If you’ve been keeping up with my posts, though they may be few and far between for now, you’ll remember that I wasn’t exactly sure what to expect from my time in Rio. However, I resolved that not knowing what was ahead, “peering into the abyss” if you will, would not only be the adventure of lifetime, but also the best way to approach the learning experience ahead. By taking advantage of the unknown, I’ve allowed myself to let go, but also become more connected. Where I normally struggle to open up, to expose myself and be vulnerable, to avoid pre-meditation on everything I do, becoming comfortable with the unknown has afforded me the opportunity to take initiative, and of trial and error.

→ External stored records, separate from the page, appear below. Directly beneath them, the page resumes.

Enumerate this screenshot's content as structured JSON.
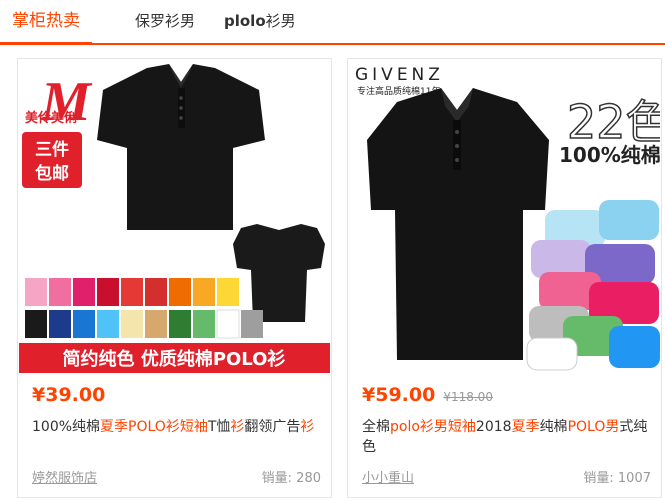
{
  "tabs": [
    {
      "label": "掌柜热卖"
    },
    {
      "label": "保罗衫男"
    },
    {
      "label_bold": "plolo",
      "label_rest": "衫男"
    }
  ],
  "products": [
    {
      "image": {
        "brand_mark": "M",
        "brand_text": "美伶美俐",
        "promo": "三件包邮",
        "banner": "简约纯色 优质纯棉POLO衫"
      },
      "price": "¥39.00",
      "title_parts": [
        {
          "t": "100%纯棉",
          "hl": false
        },
        {
          "t": "夏季",
          "hl": true
        },
        {
          "t": "POLO",
          "hl": true
        },
        {
          "t": "衫",
          "hl": true
        },
        {
          "t": "短袖",
          "hl": true
        },
        {
          "t": "T恤",
          "hl": false
        },
        {
          "t": "衫",
          "hl": true
        },
        {
          "t": "翻领广告",
          "hl": false
        },
        {
          "t": "衫",
          "hl": true
        }
      ],
      "shop": "婷然服饰店",
      "sales": "销量: 280"
    },
    {
      "image": {
        "brand": "GIVENZ",
        "brand_sub": "专注高品质纯棉11年",
        "colors": "22色",
        "cotton": "100%纯棉"
      },
      "price": "¥59.00",
      "original_price": "¥118.00",
      "title_parts": [
        {
          "t": "全棉",
          "hl": false
        },
        {
          "t": "polo",
          "hl": true
        },
        {
          "t": "衫",
          "hl": true
        },
        {
          "t": "男",
          "hl": true
        },
        {
          "t": "短袖",
          "hl": true
        },
        {
          "t": "2018",
          "hl": false
        },
        {
          "t": "夏季",
          "hl": true
        },
        {
          "t": "纯棉",
          "hl": false
        },
        {
          "t": "POLO",
          "hl": true
        },
        {
          "t": "男",
          "hl": true
        },
        {
          "t": "式纯色",
          "hl": false
        }
      ],
      "shop": "小小重山",
      "sales": "销量: 1007"
    }
  ]
}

The best part of all of this is exactly what the quote says: “appreciating the magnificence of heights that are more than mere highs.” Rather than participating from the sidelines, I am present in the activities I lead for the children at the Emarca community center. While they don’t always go as planned, and the language barrier is always a task to overcome, there are days when I feel as if I have truly connected with the children who have become part of my day to day life. While there are days I only see them for twenty minutes, there are other days children come running up to me in groups screaming “teacher, teacher!” wanting to hug me tightly and show me dance moves or sing songs they learned the day before in class.
This concept bleeds into other areas of my life here in Rio, too. What I’ve come to learn about Rio is that if you are open to it, if you allow the city and its people to take you in, you will learn that happiness and the constant celebration of that happiness is the way of life here. These aren’t people seeking out temporary moments of ecstasy; these are people that cultivate a life and a culture filled with joyfulness- no matter how many times they fail. And the more I explore Santa Teresa, the community I live in, and the neighborhoods surrounding it, the more I push myself to talk to local people, to practice Portuguese, to try local foods-such as a traditional dish known as acaraje (something I probably would never try at home), the more I come to realize that I am not simply visiting Rio. I am living in Rio and I am a part of this life, at least for now. I’m not sure what’s coming tomorrow or what I’ll be doing this weekend, but I’m okay with that and I’ve never felt more at home.